Cientistas relataram ter encontrado, ao que parece, marcas de corte (“butchery marks”, termo técnico em inglês) feitas com ferramentas de pedra em um dos fósseis mais antigos, de um ancestral humano. Os estudiosos descreveram o achado em um artigo publicado na segunda-feira, 26, na revista científica Scientific Reports, do grupo Nature, e reacenderam um debate sobre os hábitos alimentares comportamento humano antigo, antropofagia (ato de comer carne de um ser humano) e canibalismo (prática cultural na qual uma espécie consome a carne de indivíduo da mesma espécie).
“No caso desta tíbia (”osso da cenela”) fóssil de hominídeo, não conhecemos a identidade da espécie do consumidor nem do consumido. Devido a essa falta de informação, não podemos fazer uma alegação de canibalismo”, escrevem. “Porém, devido à possibilidade de um indivíduo da mesma espécie de hominídeo ao qual pertence a tíbia também ter infligido as marcas de corte na tíbia, incluímos uma discussão sobre a antropofagia hominídea, que pode incluir o canibalismo.”
Práticas canibais e de antropofagia já foram confirmadas em espécies de hominídeos mais recentes, de acordo com o estudo. O novo estudo norte-americano sugere que esse comportamento pode datar de muito antes na linhagem que nós precedeu na Terra.
Se ainda há dúvidas sobre antropofagia ou canibalismo, a razão dos cortes parece ser mais clara para os pesquisadores. “Parece que provavelmente a carne dessa perna foi comida, e foi comida para nutrição, não por motivos ritualísticos”, afirma a coautora do estudo, a paleontóloga Briana Pobiner, em comunicado à imprensa.
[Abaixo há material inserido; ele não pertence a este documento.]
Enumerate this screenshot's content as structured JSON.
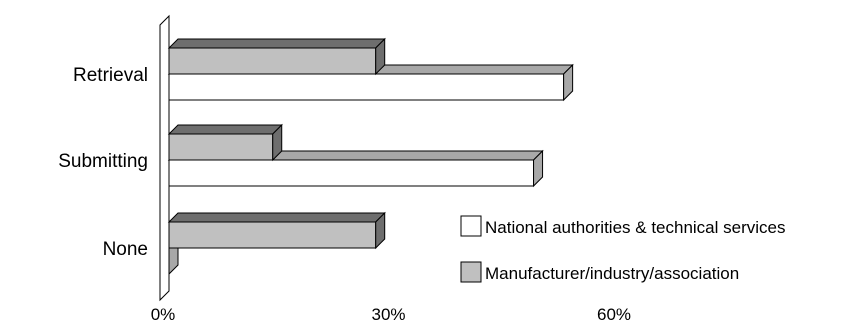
{
  "chart_data": {
    "type": "bar",
    "orientation": "horizontal",
    "style": "3d",
    "categories": [
      "Retrieval",
      "Submitting",
      "None"
    ],
    "series": [
      {
        "name": "Manufacturer/industry/association",
        "values": [
          27.5,
          13.8,
          27.5
        ],
        "color": "#c0c0c0"
      },
      {
        "name": "National authorities & technical services",
        "values": [
          52.5,
          48.5,
          0
        ],
        "color": "#ffffff"
      }
    ],
    "xlim": [
      0,
      60
    ],
    "x_ticks": [
      "0%",
      "30%",
      "60%"
    ],
    "grid": false,
    "legend_position": "bottom-right"
  }
}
Para entender o que explicava as marcas lineares curtas e estreitas com uma trajetória reta na tíbia do fóssil KNM-ER 741, os pesquisadores compararam-nas com quase 900 outros cortes encontrados em animais fossilizados da mesma época (cerca de 1,5 milhão de anos atrás). “Essas marcas de corte se parecem muito com o que vi em fósseis de animais que estavam sendo processados para consumo”, disse Briana.
Surpresa
No artigo, Briana relata a surpresa de ter encontrado marcas de carnificina no fóssil. Em 2017, ela na verdade buscava por potenciais marcas de mastigação algum dano carnívoro em fósseis de ancestrais humanos da região de Turkana, no Quênia, datados de 1,8 a 1,5 milhão de anos atrás. Supõe-se que hominídeos do Plioceno e do início do Pleistoceno foram, às vezes, vítimas de predação por animais carnívoros maiores com os quais coexistiam.
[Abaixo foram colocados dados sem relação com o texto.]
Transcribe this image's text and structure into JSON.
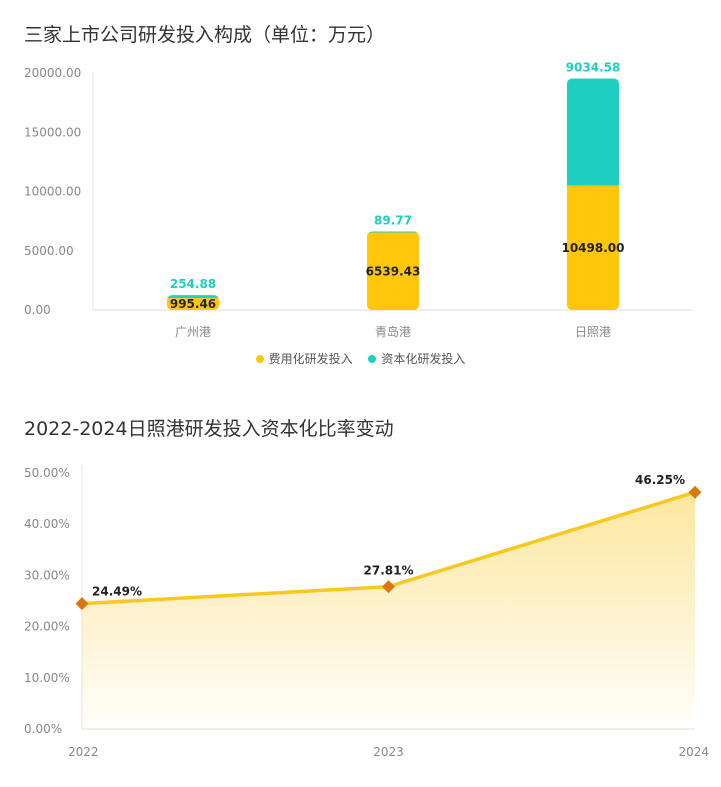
{
  "chart_data": [
    {
      "type": "bar",
      "stacked": true,
      "title": "三家上市公司研发投入构成（单位：万元）",
      "categories": [
        "广州港",
        "青岛港",
        "日照港"
      ],
      "series": [
        {
          "name": "费用化研发投入",
          "color": "#ffc60a",
          "values": [
            995.46,
            6539.43,
            10498.0
          ],
          "labels": [
            "995.46",
            "6539.43",
            "10498.00"
          ]
        },
        {
          "name": "资本化研发投入",
          "color": "#1fcfc0",
          "values": [
            254.88,
            89.77,
            9034.58
          ],
          "labels": [
            "254.88",
            "89.77",
            "9034.58"
          ]
        }
      ],
      "ylim": [
        0,
        20000
      ],
      "yticks": [
        "0.00",
        "5000.00",
        "10000.00",
        "15000.00",
        "20000.00"
      ],
      "legend": "bottom"
    },
    {
      "type": "area",
      "title": "2022-2024日照港研发投入资本化比率变动",
      "categories": [
        "2022",
        "2023",
        "2024"
      ],
      "series": [
        {
          "values": [
            24.49,
            27.81,
            46.25
          ],
          "labels": [
            "24.49%",
            "27.81%",
            "46.25%"
          ],
          "color": "#f8c81e",
          "marker_color": "#d9770e"
        }
      ],
      "ylim": [
        0,
        50
      ],
      "yticks": [
        "0.00%",
        "10.00%",
        "20.00%",
        "30.00%",
        "40.00%",
        "50.00%"
      ]
    }
  ]
}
Porém, “inesperadamente”, como ela escreve, observou potenciais marcas de carnificina em um único fóssil: o KNM-ER 741. “Esta observação foi inesperada porque, enquanto as marcas de corte deixadas por hominídeos em fósseis de animais começando pelo menos no início do Pleistoceno, apontam para um aumento na aquisição de carne e medula durante a evolução do gênero Homo e centenas de fósseis marcados de outros animais foram identificados no Membro Okote da Formação Koobi Fora (sítio arqueológico no Quênia), nenhuma marca de corte em fósseis de hominídeos desta área temporal e geográfica foi relatada.”
Mais antigo?
Embora sejam extremamente cautelosos em não cravar que as marcas no osso comprovam canibalismo ou de antropofagia (veja discussão abaixo), os pesquisadores não descartam que o fóssil possa ser a evidência mais antiga de uma prática do tipo.
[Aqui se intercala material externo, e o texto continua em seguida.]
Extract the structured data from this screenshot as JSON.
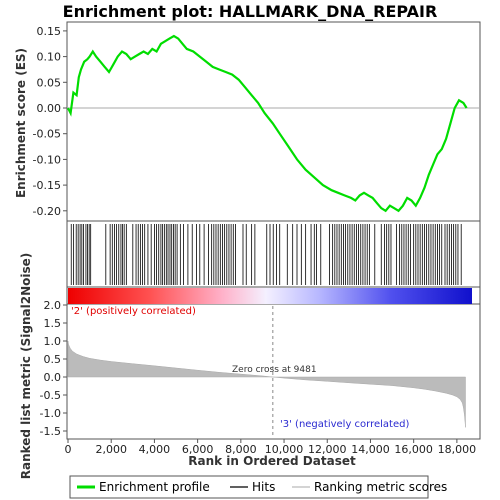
{
  "title": "Enrichment plot: HALLMARK_DNA_REPAIR",
  "colors": {
    "es_line": "#00dd00",
    "hits": "#000000",
    "metric_fill": "#bbbbbb",
    "pos_label": "#e00000",
    "neg_label": "#2a2ad0",
    "gradient_pos": "#ee0000",
    "gradient_neg": "#1010cc"
  },
  "chart_data": [
    {
      "type": "line",
      "name": "enrichment-profile",
      "ylabel": "Enrichment score (ES)",
      "xlim": [
        0,
        18700
      ],
      "ylim": [
        -0.22,
        0.16
      ],
      "yticks": [
        0.15,
        0.1,
        0.05,
        0.0,
        -0.05,
        -0.1,
        -0.15,
        -0.2
      ],
      "ytick_labels": [
        "0.15",
        "0.10",
        "0.05",
        "0.00",
        "-0.05",
        "-0.10",
        "-0.15",
        "-0.20"
      ],
      "zero_line": true,
      "x": [
        0,
        120,
        250,
        400,
        500,
        600,
        750,
        900,
        1000,
        1150,
        1300,
        1500,
        1700,
        1900,
        2100,
        2300,
        2500,
        2700,
        2900,
        3100,
        3300,
        3500,
        3700,
        3900,
        4100,
        4300,
        4500,
        4700,
        4900,
        5100,
        5300,
        5500,
        5800,
        6100,
        6400,
        6700,
        7000,
        7300,
        7600,
        7900,
        8200,
        8500,
        8800,
        9100,
        9481,
        9800,
        10200,
        10600,
        11000,
        11400,
        11800,
        12200,
        12500,
        12800,
        13100,
        13300,
        13500,
        13700,
        13900,
        14100,
        14300,
        14500,
        14700,
        14900,
        15100,
        15300,
        15500,
        15700,
        15900,
        16100,
        16300,
        16500,
        16700,
        16900,
        17100,
        17300,
        17500,
        17700,
        17900,
        18100,
        18300,
        18450
      ],
      "y": [
        0.0,
        -0.01,
        0.03,
        0.025,
        0.06,
        0.075,
        0.09,
        0.095,
        0.1,
        0.11,
        0.1,
        0.09,
        0.08,
        0.07,
        0.085,
        0.1,
        0.11,
        0.105,
        0.095,
        0.1,
        0.105,
        0.11,
        0.105,
        0.115,
        0.11,
        0.125,
        0.13,
        0.135,
        0.14,
        0.135,
        0.125,
        0.115,
        0.11,
        0.1,
        0.09,
        0.08,
        0.075,
        0.07,
        0.065,
        0.055,
        0.04,
        0.025,
        0.01,
        -0.01,
        -0.03,
        -0.05,
        -0.075,
        -0.1,
        -0.12,
        -0.135,
        -0.15,
        -0.16,
        -0.165,
        -0.17,
        -0.175,
        -0.18,
        -0.17,
        -0.165,
        -0.17,
        -0.175,
        -0.185,
        -0.195,
        -0.2,
        -0.19,
        -0.195,
        -0.2,
        -0.19,
        -0.175,
        -0.18,
        -0.19,
        -0.175,
        -0.155,
        -0.13,
        -0.11,
        -0.09,
        -0.08,
        -0.06,
        -0.03,
        0.0,
        0.015,
        0.01,
        0.0
      ]
    },
    {
      "type": "scatter",
      "name": "hits",
      "xlim": [
        0,
        18700
      ],
      "x": [
        150,
        260,
        380,
        470,
        560,
        640,
        720,
        830,
        900,
        980,
        1050,
        1750,
        1950,
        2050,
        2150,
        2250,
        2350,
        2450,
        2520,
        2600,
        2700,
        3000,
        3150,
        3250,
        3350,
        3450,
        3550,
        3700,
        3850,
        4000,
        4100,
        4200,
        4300,
        4380,
        4460,
        4550,
        4630,
        4720,
        4800,
        4880,
        4960,
        5050,
        5200,
        5350,
        5550,
        5750,
        5950,
        6100,
        6300,
        6500,
        6650,
        6750,
        6850,
        6950,
        7050,
        7150,
        7250,
        7350,
        7450,
        7550,
        7650,
        7750,
        8100,
        8250,
        8500,
        8650,
        9200,
        9350,
        9500,
        9650,
        9800,
        10150,
        10400,
        10600,
        10800,
        11000,
        11250,
        11400,
        11500,
        11700,
        12100,
        12250,
        12350,
        12450,
        12550,
        12650,
        12750,
        12850,
        12950,
        13050,
        13150,
        13250,
        13350,
        13450,
        13550,
        13650,
        13750,
        13850,
        13950,
        14200,
        14500,
        14650,
        14750,
        14850,
        14950,
        15200,
        15350,
        15450,
        15550,
        15650,
        15750,
        15850,
        16000,
        16100,
        16200,
        16300,
        16400,
        16500,
        16600,
        16700,
        16800,
        16900,
        17000,
        17100,
        17200,
        17300,
        17450,
        17550,
        17650,
        17750,
        17850,
        17950,
        18050,
        18200
      ]
    },
    {
      "type": "area",
      "name": "ranking-metric",
      "xlabel": "Rank in Ordered Dataset",
      "ylabel": "Ranked list metric (Signal2Noise)",
      "xlim": [
        0,
        18700
      ],
      "ylim": [
        -1.6,
        2.1
      ],
      "xticks": [
        0,
        2000,
        4000,
        6000,
        8000,
        10000,
        12000,
        14000,
        16000,
        18000
      ],
      "xtick_labels": [
        "0",
        "2,000",
        "4,000",
        "6,000",
        "8,000",
        "10,000",
        "12,000",
        "14,000",
        "16,000",
        "18,000"
      ],
      "yticks": [
        2.0,
        1.5,
        1.0,
        0.5,
        0.0,
        -0.5,
        -1.0,
        -1.5
      ],
      "ytick_labels": [
        "2.0",
        "1.5",
        "1.0",
        "0.5",
        "0.0",
        "-0.5",
        "-1.0",
        "-1.5"
      ],
      "x": [
        0,
        30,
        100,
        200,
        400,
        700,
        1000,
        1500,
        2000,
        3000,
        4000,
        5000,
        6000,
        7000,
        8000,
        9000,
        9481,
        10000,
        11000,
        12000,
        13000,
        14000,
        15000,
        16000,
        16500,
        17000,
        17500,
        17800,
        18000,
        18150,
        18250,
        18300,
        18350,
        18400
      ],
      "y": [
        1.0,
        0.9,
        0.8,
        0.72,
        0.64,
        0.57,
        0.52,
        0.47,
        0.43,
        0.37,
        0.31,
        0.25,
        0.19,
        0.13,
        0.08,
        0.03,
        0.0,
        -0.03,
        -0.08,
        -0.12,
        -0.16,
        -0.2,
        -0.24,
        -0.3,
        -0.34,
        -0.39,
        -0.45,
        -0.5,
        -0.55,
        -0.62,
        -0.72,
        -0.85,
        -1.05,
        -1.4
      ]
    }
  ],
  "annotations": {
    "positive_label": "'2' (positively correlated)",
    "negative_label": "'3' (negatively correlated)",
    "zero_cross_label": "Zero cross at 9481",
    "zero_cross_rank": 9481
  },
  "legend": {
    "items": [
      {
        "label": "Enrichment profile",
        "color": "#00dd00",
        "style": "thick"
      },
      {
        "label": "Hits",
        "color": "#000000",
        "style": "thin"
      },
      {
        "label": "Ranking metric scores",
        "color": "#bbbbbb",
        "style": "thin"
      }
    ]
  }
}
Outro fóssil, de um crânio, já havia gerado debates sobre o primeiro caso conhecido de parentes humanos massacrando uns aos outros. A idade dele, porém, é cercada de incertezas. As estimativas variam de 1,5 a 2,6 milhões de anos. Estudos também divergem sobre a origem das marcas encontradas nele.
Conforme o jornal norte-americano The New York Times, o estudo de Briana e da equipe dela reacendeu uma rusga antiga e dividiu especialistas da arqueologia, envolvendo o debate sobre canibalismo entre nossos parentes evolutivos. Alguns profissionais saudaram a descoberta e elogiaram a análise cuidadosa que gerou o artigo; outros acusaram os pares de “clickbait”.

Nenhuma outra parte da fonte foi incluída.